NOTES TO THE UNAUDITED INTERIM CONDENSED CONSOLIDATED FINANCIAL STATEMENTS

(Amounts in US Dollars, except otherwise indicated)

The recognized right-of-use assets relate to the following types of assets:

**** 12/31/2022 **** 06/30/2022
Machinery and equipment 3,304,776 828,977
Vehicles 1,093,758 1,115,087
Equipment and computer software 891,294 742,382
Land and buildings 13,338,895 13,141,586
**** 18,628,723 **** 15,828,032

The incremental borrowing rate used was 2.14%.

20. CONTINGENCIES, COMMITMENTS AND RESTRICTIONS ON THE DISTRIBUTION OF PROFITS

There were no other significant changes to the contingencies, commitments and restrictions on the distribution of profits from the disclosure made in the Consolidated financial statement as of June 30, 2022 that were not mentioned above.
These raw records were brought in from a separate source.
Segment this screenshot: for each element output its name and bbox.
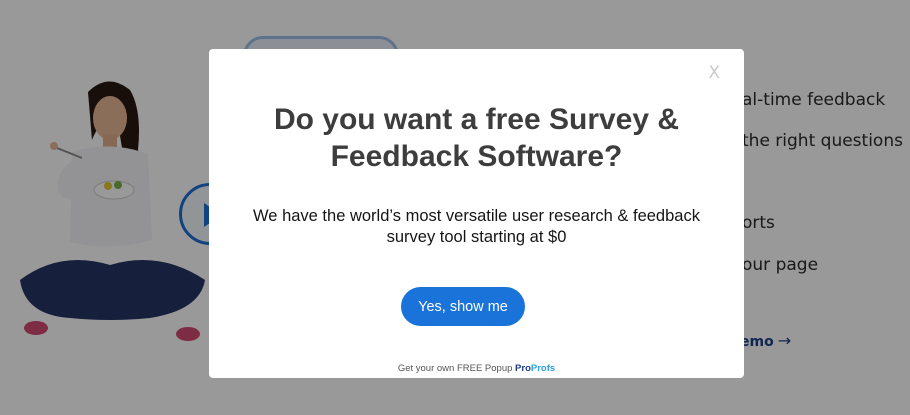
popup-subtitle: We have the world’s most versatile user … xyxy=(253,207,700,246)
footer-text: Get your own FREE Popup xyxy=(397,363,513,374)
survey-popup: X Do you want a free Survey & Feedback S… xyxy=(209,49,744,378)
yes-show-me-button[interactable]: Yes, show me xyxy=(401,287,525,326)
close-icon[interactable]: X xyxy=(708,63,720,83)
popup-title: Do you want a free Survey & Feedback Sof… xyxy=(273,103,680,173)
proprofs-logo[interactable]: ProProfs xyxy=(515,363,555,374)
popup-footer[interactable]: Get your own FREE Popup ProProfs xyxy=(209,363,744,374)
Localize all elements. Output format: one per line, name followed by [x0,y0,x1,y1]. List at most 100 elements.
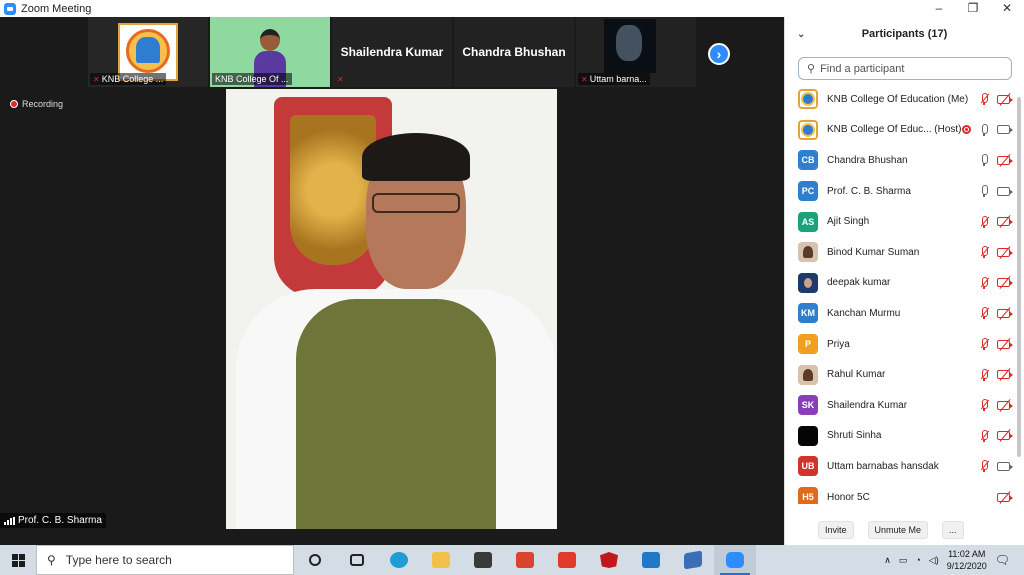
camera-off-icon [997,337,1013,351]
camera-off-icon [997,92,1013,106]
participant-status-icons [979,307,1013,320]
participant-row[interactable]: Shruti Sinha [785,421,1024,452]
mic-muted-icon [979,276,990,289]
participant-row[interactable]: AS Ajit Singh [785,206,1024,237]
participant-status-icons [979,460,1013,473]
participant-search-input[interactable]: ⚲ Find a participant [798,57,1012,80]
participant-status-icons [979,92,1013,106]
participant-status-icons [997,490,1013,504]
active-speaker-label: Prof. C. B. Sharma [0,513,106,528]
thumbnail-tile[interactable]: KNB College Of ... [210,17,330,87]
avatar: SK [798,395,818,416]
task-view-icon[interactable] [336,545,378,575]
thumbnail-tile[interactable]: ✕ Uttam barna... [576,17,696,87]
mic-muted-icon: ✕ [93,75,100,84]
scrollbar[interactable] [1017,97,1021,457]
speaker-vest [296,299,496,529]
chevron-down-icon[interactable]: ⌄ [797,29,805,40]
avatar [798,89,818,110]
clock[interactable]: 11:02 AM 9/12/2020 [947,548,987,572]
participant-status-icons [979,215,1013,229]
participant-row[interactable]: KNB College Of Educ... (Host) [785,115,1024,146]
store-icon[interactable] [462,545,504,575]
participant-list: KNB College Of Education (Me) KNB College… [785,84,1024,504]
mail-icon[interactable] [630,545,672,575]
participant-status-icons [979,245,1013,259]
panel-header: ⌄ Participants (17) [785,17,1024,51]
thumbnail-tile[interactable]: Shailendra Kumar ✕ [332,17,452,87]
mic-muted-icon [979,460,990,473]
camera-off-icon [997,307,1013,320]
mic-muted-icon [979,399,990,412]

21. EVENTS OCCURRING AFTER THE REPORTING PERIOD

On February 7, 2023, the company completed a $26.6 million public offering of Series VIII corporate bonds in the Argentine market. The bonds mature in February 2025 and February 2026 and pay an annual nominal interest rate of 1.5% and 3.9% correspondingly. Proceeds will be used in full to extend the maturity of short-term debt.

Subsequent to December 31, 2022, there have been no other situations or circumstances that may require significant adjustments or further disclosure in these unaudited interim condensed consolidated financial statements that were not mentioned above.